Mario Napolitano

Personal information
- Born: 10 February 1910 Acquaviva delle Fonti, Italy
- Died: 31 October 1995 (aged 85) Florence, Italy

Chess career
- Country: Italy
- Title: ICCF Grandmaster (1959)
- ICCF rating: 2195 (July 1992)

= Mario Napolitano =

Italian chess player

Mario Nicola Napolitano (10 February 1910, in Acquaviva delle Fonti – 31 October 1995, in Florence) was an Italian chess master.
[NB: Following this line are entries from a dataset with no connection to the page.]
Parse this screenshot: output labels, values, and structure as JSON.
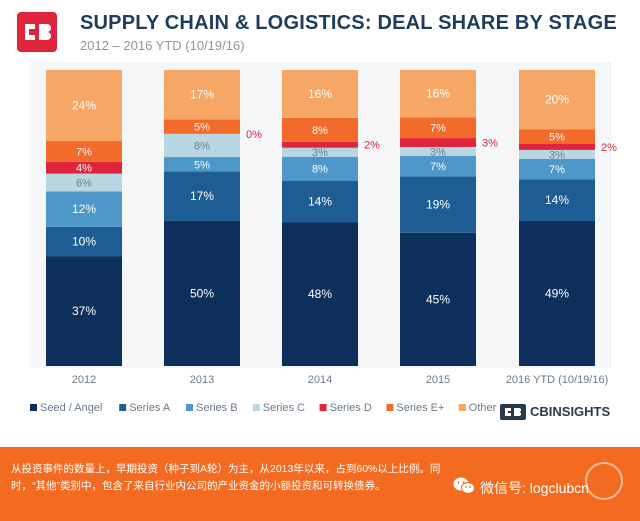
{
  "header": {
    "title": "SUPPLY CHAIN & LOGISTICS: DEAL SHARE BY STAGE",
    "subtitle": "2012 – 2016 YTD (10/19/16)"
  },
  "brand": {
    "name": "CBINSIGHTS"
  },
  "footer": {
    "text": "从投资事件的数量上，早期投资（种子到A轮）为主，从2013年以来，占到60%以上比例。同时，“其他”类别中，包含了来自行业内公司的产业资金的小额投资和可转换债券。",
    "wechat_label": "微信号: logclubcn"
  },
  "chart_data": {
    "type": "bar",
    "stacked": true,
    "categories": [
      "2012",
      "2013",
      "2014",
      "2015",
      "2016 YTD (10/19/16)"
    ],
    "series": [
      {
        "name": "Seed / Angel",
        "color": "#0c2f5b",
        "values": [
          37,
          50,
          48,
          45,
          49
        ]
      },
      {
        "name": "Series A",
        "color": "#1d5d94",
        "values": [
          10,
          17,
          14,
          19,
          14
        ]
      },
      {
        "name": "Series B",
        "color": "#4d98c8",
        "values": [
          12,
          5,
          8,
          7,
          7
        ]
      },
      {
        "name": "Series C",
        "color": "#b9d7e2",
        "values": [
          6,
          8,
          3,
          3,
          3
        ]
      },
      {
        "name": "Series D",
        "color": "#e0243c",
        "values": [
          4,
          0,
          2,
          3,
          2
        ]
      },
      {
        "name": "Series E+",
        "color": "#f26b2a",
        "values": [
          7,
          5,
          8,
          7,
          5
        ]
      },
      {
        "name": "Other",
        "color": "#f6a766",
        "values": [
          24,
          17,
          16,
          16,
          20
        ]
      }
    ],
    "outside_labels": [
      {
        "category": "2013",
        "series": "Series D",
        "text": "0%"
      },
      {
        "category": "2014",
        "series": "Series D",
        "text": "2%"
      },
      {
        "category": "2015",
        "series": "Series D",
        "text": "3%"
      },
      {
        "category": "2016 YTD (10/19/16)",
        "series": "Series D",
        "text": "2%"
      }
    ],
    "legend": "bottom",
    "grid": false
  }
}
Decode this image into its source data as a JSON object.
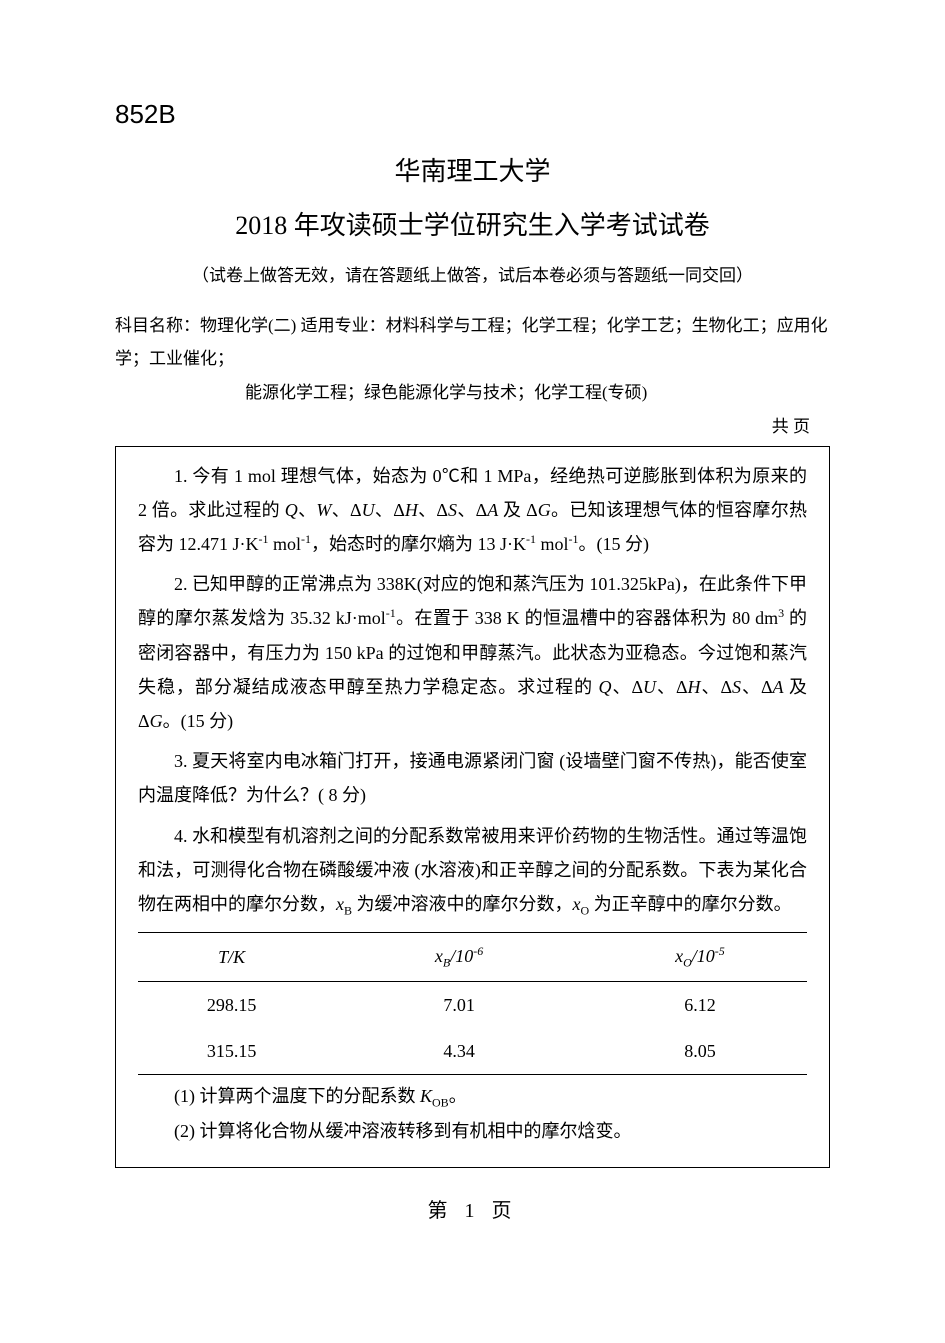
{
  "header": {
    "exam_code": "852B",
    "university": "华南理工大学",
    "title": "2018 年攻读硕士学位研究生入学考试试卷",
    "instruction": "（试卷上做答无效，请在答题纸上做答，试后本卷必须与答题纸一同交回）",
    "subject_line1": "科目名称：物理化学(二) 适用专业：材料科学与工程；化学工程；化学工艺；生物化工；应用化学；工业催化；",
    "subject_line2": "能源化学工程；绿色能源化学与技术；化学工程(专硕)",
    "page_total": "共        页"
  },
  "questions": {
    "q1": "1. 今有 1 mol 理想气体，始态为 0℃和 1 MPa，经绝热可逆膨胀到体积为原来的 2 倍。求此过程的 Q、W、ΔU、ΔH、ΔS、ΔA 及 ΔG。已知该理想气体的恒容摩尔热容为 12.471 J·K⁻¹ mol⁻¹，始态时的摩尔熵为 13 J·K⁻¹ mol⁻¹。(15 分)",
    "q2": "2. 已知甲醇的正常沸点为 338K(对应的饱和蒸汽压为 101.325kPa)，在此条件下甲醇的摩尔蒸发焓为 35.32 kJ·mol⁻¹。在置于 338 K 的恒温槽中的容器体积为 80 dm³ 的密闭容器中，有压力为 150 kPa 的过饱和甲醇蒸汽。此状态为亚稳态。今过饱和蒸汽失稳，部分凝结成液态甲醇至热力学稳定态。求过程的 Q、ΔU、ΔH、ΔS、ΔA 及 ΔG。(15 分)",
    "q3": "3. 夏天将室内电冰箱门打开，接通电源紧闭门窗 (设墙壁门窗不传热)，能否使室内温度降低？为什么？( 8 分)",
    "q4_intro": "4. 水和模型有机溶剂之间的分配系数常被用来评价药物的生物活性。通过等温饱和法，可测得化合物在磷酸缓冲液 (水溶液)和正辛醇之间的分配系数。下表为某化合物在两相中的摩尔分数，xB 为缓冲溶液中的摩尔分数，xO 为正辛醇中的摩尔分数。",
    "q4_sub1": "(1)  计算两个温度下的分配系数 KOB。",
    "q4_sub2": "(2)  计算将化合物从缓冲溶液转移到有机相中的摩尔焓变。"
  },
  "table": {
    "headers": {
      "col1": "T/K",
      "col2_prefix": "x",
      "col2_sub": "B",
      "col2_suffix": "/10",
      "col2_exp": "-6",
      "col3_prefix": "x",
      "col3_sub": "O",
      "col3_suffix": "/10",
      "col3_exp": "-5"
    },
    "rows": [
      {
        "tk": "298.15",
        "xb": "7.01",
        "xo": "6.12"
      },
      {
        "tk": "315.15",
        "xb": "4.34",
        "xo": "8.05"
      }
    ]
  },
  "footer": {
    "page_number": "第 1 页"
  }
}
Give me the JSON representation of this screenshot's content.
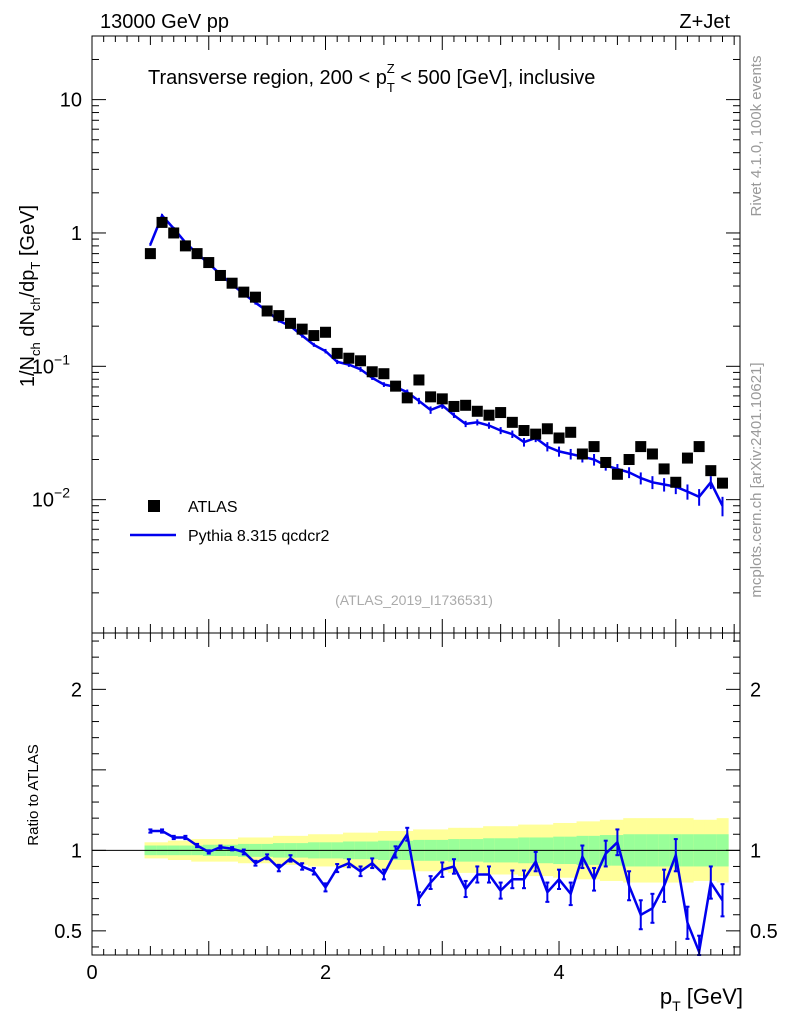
{
  "header": {
    "left": "13000 GeV pp",
    "right": "Z+Jet",
    "rivet": "Rivet 4.1.0,  100k events",
    "mcplots": "mcplots.cern.ch [arXiv:2401.10621]",
    "analysis": "(ATLAS_2019_I1736531)"
  },
  "chart_data": [
    {
      "type": "scatter",
      "panel": "main",
      "title_parts": {
        "a": "Transverse region, 200 < p",
        "sub": "T",
        "sup": "Z",
        "b": " < 500 [GeV], inclusive"
      },
      "xlim": [
        0,
        5.55
      ],
      "ylim": [
        0.001,
        30
      ],
      "yscale": "log",
      "ylabel_parts": {
        "p1": "1/N",
        "s1": "ch",
        "p2": " dN",
        "s2": "ch",
        "p3": "/dp",
        "s3": "T",
        "p4": " [GeV]"
      },
      "y_ticks": [
        {
          "v": 10,
          "base": "10",
          "exp": ""
        },
        {
          "v": 1,
          "base": "1",
          "exp": ""
        },
        {
          "v": 0.1,
          "base": "10",
          "exp": "−1"
        },
        {
          "v": 0.01,
          "base": "10",
          "exp": "−2"
        }
      ],
      "legend": {
        "position": "lower-left",
        "data_label": "ATLAS",
        "mc_label": "Pythia 8.315 qcdcr2"
      },
      "series": [
        {
          "name": "ATLAS",
          "style": "black-square",
          "x": [
            0.5,
            0.6,
            0.7,
            0.8,
            0.9,
            1.0,
            1.1,
            1.2,
            1.3,
            1.4,
            1.5,
            1.6,
            1.7,
            1.8,
            1.9,
            2.0,
            2.1,
            2.2,
            2.3,
            2.4,
            2.5,
            2.6,
            2.7,
            2.8,
            2.9,
            3.0,
            3.1,
            3.2,
            3.3,
            3.4,
            3.5,
            3.6,
            3.7,
            3.8,
            3.9,
            4.0,
            4.1,
            4.2,
            4.3,
            4.4,
            4.5,
            4.6,
            4.7,
            4.8,
            4.9,
            5.0,
            5.1,
            5.2,
            5.3,
            5.4
          ],
          "y": [
            0.7,
            1.2,
            1.0,
            0.8,
            0.7,
            0.6,
            0.48,
            0.42,
            0.36,
            0.33,
            0.26,
            0.24,
            0.21,
            0.19,
            0.17,
            0.18,
            0.125,
            0.115,
            0.11,
            0.091,
            0.088,
            0.071,
            0.058,
            0.079,
            0.059,
            0.057,
            0.05,
            0.051,
            0.046,
            0.043,
            0.045,
            0.038,
            0.033,
            0.031,
            0.034,
            0.029,
            0.032,
            0.022,
            0.025,
            0.019,
            0.0155,
            0.02,
            0.025,
            0.022,
            0.017,
            0.0135,
            0.0205,
            0.025,
            0.0165,
            0.0133
          ]
        },
        {
          "name": "Pythia 8.315 qcdcr2",
          "style": "blue-line",
          "x": [
            0.5,
            0.6,
            0.7,
            0.8,
            0.9,
            1.0,
            1.1,
            1.2,
            1.3,
            1.4,
            1.5,
            1.6,
            1.7,
            1.8,
            1.9,
            2.0,
            2.1,
            2.2,
            2.3,
            2.4,
            2.5,
            2.6,
            2.7,
            2.8,
            2.9,
            3.0,
            3.1,
            3.2,
            3.3,
            3.4,
            3.5,
            3.6,
            3.7,
            3.8,
            3.9,
            4.0,
            4.1,
            4.2,
            4.3,
            4.4,
            4.5,
            4.6,
            4.7,
            4.8,
            4.9,
            5.0,
            5.1,
            5.2,
            5.3,
            5.4
          ],
          "y": [
            0.82,
            1.35,
            1.08,
            0.85,
            0.7,
            0.59,
            0.49,
            0.41,
            0.35,
            0.3,
            0.26,
            0.22,
            0.2,
            0.17,
            0.145,
            0.13,
            0.108,
            0.103,
            0.095,
            0.082,
            0.073,
            0.07,
            0.064,
            0.055,
            0.047,
            0.051,
            0.043,
            0.037,
            0.038,
            0.036,
            0.033,
            0.031,
            0.027,
            0.029,
            0.025,
            0.023,
            0.022,
            0.021,
            0.02,
            0.018,
            0.017,
            0.016,
            0.0145,
            0.0135,
            0.013,
            0.0125,
            0.0115,
            0.0105,
            0.0135,
            0.009
          ],
          "err": [
            0.02,
            0.04,
            0.03,
            0.02,
            0.02,
            0.02,
            0.015,
            0.012,
            0.01,
            0.01,
            0.008,
            0.007,
            0.006,
            0.006,
            0.005,
            0.005,
            0.004,
            0.004,
            0.004,
            0.003,
            0.003,
            0.003,
            0.003,
            0.003,
            0.003,
            0.003,
            0.002,
            0.002,
            0.002,
            0.002,
            0.002,
            0.002,
            0.002,
            0.002,
            0.002,
            0.002,
            0.002,
            0.002,
            0.002,
            0.0015,
            0.0015,
            0.0015,
            0.0015,
            0.0015,
            0.0015,
            0.0015,
            0.0015,
            0.0015,
            0.0015,
            0.0015
          ]
        }
      ]
    },
    {
      "type": "line",
      "panel": "ratio",
      "xlim": [
        0,
        5.55
      ],
      "ylim": [
        0.35,
        2.35
      ],
      "ylabel": "Ratio to ATLAS",
      "xlabel_parts": {
        "p": "p",
        "sub": "T",
        "unit": " [GeV]"
      },
      "x_ticks": [
        {
          "v": 0,
          "label": "0"
        },
        {
          "v": 2,
          "label": "2"
        },
        {
          "v": 4,
          "label": "4"
        }
      ],
      "y_ticks": [
        {
          "v": 0.5,
          "label": "0.5"
        },
        {
          "v": 1,
          "label": "1"
        },
        {
          "v": 2,
          "label": "2"
        }
      ],
      "reference": 1.0,
      "bands": {
        "x": [
          0.45,
          0.55,
          0.65,
          0.75,
          0.85,
          0.95,
          1.05,
          1.15,
          1.25,
          1.35,
          1.45,
          1.55,
          1.65,
          1.75,
          1.85,
          1.95,
          2.05,
          2.15,
          2.25,
          2.35,
          2.45,
          2.55,
          2.65,
          2.75,
          2.85,
          2.95,
          3.05,
          3.15,
          3.25,
          3.35,
          3.45,
          3.55,
          3.65,
          3.75,
          3.85,
          3.95,
          4.05,
          4.15,
          4.25,
          4.35,
          4.45,
          4.55,
          4.65,
          4.75,
          4.85,
          4.95,
          5.05,
          5.15,
          5.25,
          5.35,
          5.45
        ],
        "yellow_half": [
          0.05,
          0.05,
          0.06,
          0.06,
          0.07,
          0.07,
          0.07,
          0.07,
          0.08,
          0.08,
          0.08,
          0.09,
          0.09,
          0.09,
          0.1,
          0.1,
          0.1,
          0.11,
          0.11,
          0.11,
          0.12,
          0.12,
          0.12,
          0.13,
          0.13,
          0.13,
          0.14,
          0.14,
          0.14,
          0.15,
          0.15,
          0.15,
          0.16,
          0.16,
          0.16,
          0.17,
          0.17,
          0.18,
          0.18,
          0.19,
          0.19,
          0.2,
          0.2,
          0.2,
          0.2,
          0.2,
          0.2,
          0.19,
          0.19,
          0.2
        ],
        "green_half": [
          0.03,
          0.03,
          0.03,
          0.03,
          0.03,
          0.035,
          0.035,
          0.035,
          0.04,
          0.04,
          0.04,
          0.045,
          0.045,
          0.045,
          0.05,
          0.05,
          0.05,
          0.055,
          0.055,
          0.055,
          0.06,
          0.06,
          0.06,
          0.065,
          0.065,
          0.065,
          0.07,
          0.07,
          0.07,
          0.075,
          0.075,
          0.075,
          0.08,
          0.08,
          0.08,
          0.085,
          0.085,
          0.09,
          0.09,
          0.095,
          0.095,
          0.1,
          0.1,
          0.1,
          0.1,
          0.1,
          0.1,
          0.1,
          0.1,
          0.1
        ]
      },
      "series": [
        {
          "name": "Pythia 8.315 qcdcr2 / ATLAS",
          "x": [
            0.5,
            0.6,
            0.7,
            0.8,
            0.9,
            1.0,
            1.1,
            1.2,
            1.3,
            1.4,
            1.5,
            1.6,
            1.7,
            1.8,
            1.9,
            2.0,
            2.1,
            2.2,
            2.3,
            2.4,
            2.5,
            2.6,
            2.7,
            2.8,
            2.9,
            3.0,
            3.1,
            3.2,
            3.3,
            3.4,
            3.5,
            3.6,
            3.7,
            3.8,
            3.9,
            4.0,
            4.1,
            4.2,
            4.3,
            4.4,
            4.5,
            4.6,
            4.7,
            4.8,
            4.9,
            5.0,
            5.1,
            5.2,
            5.3,
            5.4
          ],
          "y": [
            1.12,
            1.12,
            1.08,
            1.08,
            1.03,
            0.99,
            1.02,
            1.01,
            0.99,
            0.92,
            0.96,
            0.89,
            0.95,
            0.9,
            0.87,
            0.77,
            0.89,
            0.92,
            0.87,
            0.92,
            0.85,
            0.99,
            1.1,
            0.7,
            0.8,
            0.88,
            0.9,
            0.76,
            0.85,
            0.85,
            0.75,
            0.82,
            0.82,
            0.93,
            0.74,
            0.82,
            0.73,
            0.96,
            0.82,
            0.98,
            1.05,
            0.78,
            0.6,
            0.64,
            0.78,
            0.97,
            0.55,
            0.37,
            0.8,
            0.69
          ],
          "err": [
            0.01,
            0.01,
            0.01,
            0.01,
            0.01,
            0.01,
            0.01,
            0.01,
            0.015,
            0.015,
            0.015,
            0.02,
            0.02,
            0.02,
            0.02,
            0.025,
            0.025,
            0.025,
            0.03,
            0.03,
            0.03,
            0.035,
            0.04,
            0.04,
            0.04,
            0.045,
            0.045,
            0.05,
            0.05,
            0.05,
            0.05,
            0.055,
            0.055,
            0.06,
            0.06,
            0.06,
            0.07,
            0.07,
            0.07,
            0.08,
            0.08,
            0.09,
            0.09,
            0.09,
            0.1,
            0.1,
            0.1,
            0.1,
            0.1,
            0.1
          ]
        }
      ]
    }
  ]
}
At the beginning of his career, Napolitano took 5th place in Venice in 1928. Then, he won in Milan in 1934. He had played many times in the Italian championships and local tournaments – before, during and after World War II. In 1935, he took 6th in Florence (6th ITA-ch; Antonio Sacconi won). In 1938, he tied for 4th-6th in Savona (Vincenzo Castaldi won). In 1938, he won in Milan. In 1939, he tied for 3rd-4th in Rome (9th ITA-ch; Mario Monticelli won). In 1942, Napolitano took 11th in Munich (1st European championship). The event was won by Alexander Alekhine. In 1943, he took 2nd, behind Vincenzo Nestler, in Florence (10th ITA-ch).

Napolitano was also a leading correspondence chess player of the 1940s and 1950s. In 1953, Mario Napolitano finished 2nd-3rd with Harald Malmgren, behind Cecil Purdy, in the 1st World Correspondence Chess Championship. He took 7th in the 2nd WCC (1956-1959), and 5th in the 3rd WCC (1959-1962).

Awarded the International Correspondence Chess Grandmaster title.